While the House January 6 Select Committee disbanded over a year ago, Thompson says his work around it is continuing into this year’s elections. He intends to travel the country between now and Election Day campaigning for Joe Biden and reminding voters about the violence at the Capitol on Jan. 6, 2021, and how his committee’s work revealed Trump’s pivotal role in bringing it about.
“Donald Trump is and will be, if he’s ever given the opportunity to be President again, a clear and present danger to this democracy as we know it,” Thompson says.
While many Democrats in Congress are urging voters to support Biden, Thompson intends to use his unique role leading the panel that investigated the Jan. 6 attack to reinforce what it helped uncover. As the Biden campaign lines up surrogates to fan out into the country and make television appearances, Thompson is one of the voices they plan to tap to highlight what another four years of Trump would mean
The committee’s five months of televised hearings in 2022 drew a far larger audience than congressional hearings normally do, raising Thompson’s national profile in the process. They laid out in sober detail how Trump continued to spread lies about voter fraud for weeks after the 2020 election, even as his own campaign officials repeatedly told him he had lost, and how his actions, including a tweet promising that Jan. 6 would be “wild,” motivated many of his supporters to converge on Washington.

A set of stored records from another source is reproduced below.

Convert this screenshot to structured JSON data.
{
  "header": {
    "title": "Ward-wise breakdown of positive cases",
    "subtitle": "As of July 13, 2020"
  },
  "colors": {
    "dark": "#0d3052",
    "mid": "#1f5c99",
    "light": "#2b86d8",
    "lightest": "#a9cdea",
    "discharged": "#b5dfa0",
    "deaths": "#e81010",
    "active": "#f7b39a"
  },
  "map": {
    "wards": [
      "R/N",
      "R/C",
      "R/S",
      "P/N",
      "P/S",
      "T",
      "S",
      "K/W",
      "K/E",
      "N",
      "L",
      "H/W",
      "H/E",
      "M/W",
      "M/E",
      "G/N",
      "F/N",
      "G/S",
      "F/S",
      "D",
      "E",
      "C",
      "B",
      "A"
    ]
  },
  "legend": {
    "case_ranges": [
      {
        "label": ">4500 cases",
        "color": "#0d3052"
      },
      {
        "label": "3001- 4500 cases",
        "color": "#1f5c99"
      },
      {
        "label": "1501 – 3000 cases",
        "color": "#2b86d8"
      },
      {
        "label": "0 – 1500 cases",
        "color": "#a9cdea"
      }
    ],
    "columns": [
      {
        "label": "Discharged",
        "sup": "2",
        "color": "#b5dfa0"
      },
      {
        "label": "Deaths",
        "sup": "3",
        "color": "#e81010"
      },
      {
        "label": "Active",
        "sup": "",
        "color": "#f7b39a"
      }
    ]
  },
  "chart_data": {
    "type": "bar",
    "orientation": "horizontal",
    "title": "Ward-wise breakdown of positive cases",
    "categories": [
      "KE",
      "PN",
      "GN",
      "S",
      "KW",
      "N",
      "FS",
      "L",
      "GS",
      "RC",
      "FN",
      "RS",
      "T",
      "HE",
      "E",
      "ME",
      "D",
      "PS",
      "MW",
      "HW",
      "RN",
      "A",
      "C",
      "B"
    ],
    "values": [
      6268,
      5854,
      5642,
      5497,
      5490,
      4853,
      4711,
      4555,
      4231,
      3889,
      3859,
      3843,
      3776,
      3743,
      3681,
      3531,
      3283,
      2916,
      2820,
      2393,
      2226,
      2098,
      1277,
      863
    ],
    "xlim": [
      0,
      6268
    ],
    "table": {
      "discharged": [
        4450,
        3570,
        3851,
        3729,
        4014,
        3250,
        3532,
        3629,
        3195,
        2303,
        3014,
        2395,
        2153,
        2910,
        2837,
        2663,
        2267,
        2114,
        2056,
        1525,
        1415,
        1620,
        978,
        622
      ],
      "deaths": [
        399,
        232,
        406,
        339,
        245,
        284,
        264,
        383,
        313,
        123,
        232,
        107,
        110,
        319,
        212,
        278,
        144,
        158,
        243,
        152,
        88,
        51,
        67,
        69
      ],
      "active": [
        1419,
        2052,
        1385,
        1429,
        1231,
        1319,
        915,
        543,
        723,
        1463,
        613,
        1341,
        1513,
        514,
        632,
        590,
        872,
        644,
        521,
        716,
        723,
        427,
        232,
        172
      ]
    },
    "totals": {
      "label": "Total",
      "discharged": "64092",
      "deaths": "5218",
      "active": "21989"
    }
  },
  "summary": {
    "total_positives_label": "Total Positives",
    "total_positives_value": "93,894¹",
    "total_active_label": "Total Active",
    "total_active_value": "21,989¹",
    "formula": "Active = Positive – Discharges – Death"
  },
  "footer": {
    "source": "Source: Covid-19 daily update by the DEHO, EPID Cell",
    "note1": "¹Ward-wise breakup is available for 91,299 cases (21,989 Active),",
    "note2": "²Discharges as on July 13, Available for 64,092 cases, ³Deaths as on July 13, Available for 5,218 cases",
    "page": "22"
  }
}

They also revealed how Trump waited for hours to call off his supporters after they had violently stormed the Capitol.
“The central cause of Jan. 6 was one man, former President Donald Trump,” the panel wrote in its final report. “None of the events of Jan. 6 would have happened without him.”
It’s a set of facts about Trump that the Biden campaign wants on the front of voters’ minds as the contest becomes a clear choice between Biden and the Republican frontrunner.
Trump continues to downplay the events of Jan. 6. He has described it as a “beautiful day,” and has said he would pardon the rioters if granted a second term.
“An individual of that background potentially becoming President again sends chills up my spine,” Thompson says. “It says that my children and my grandchildren’s future is in jeopardy.”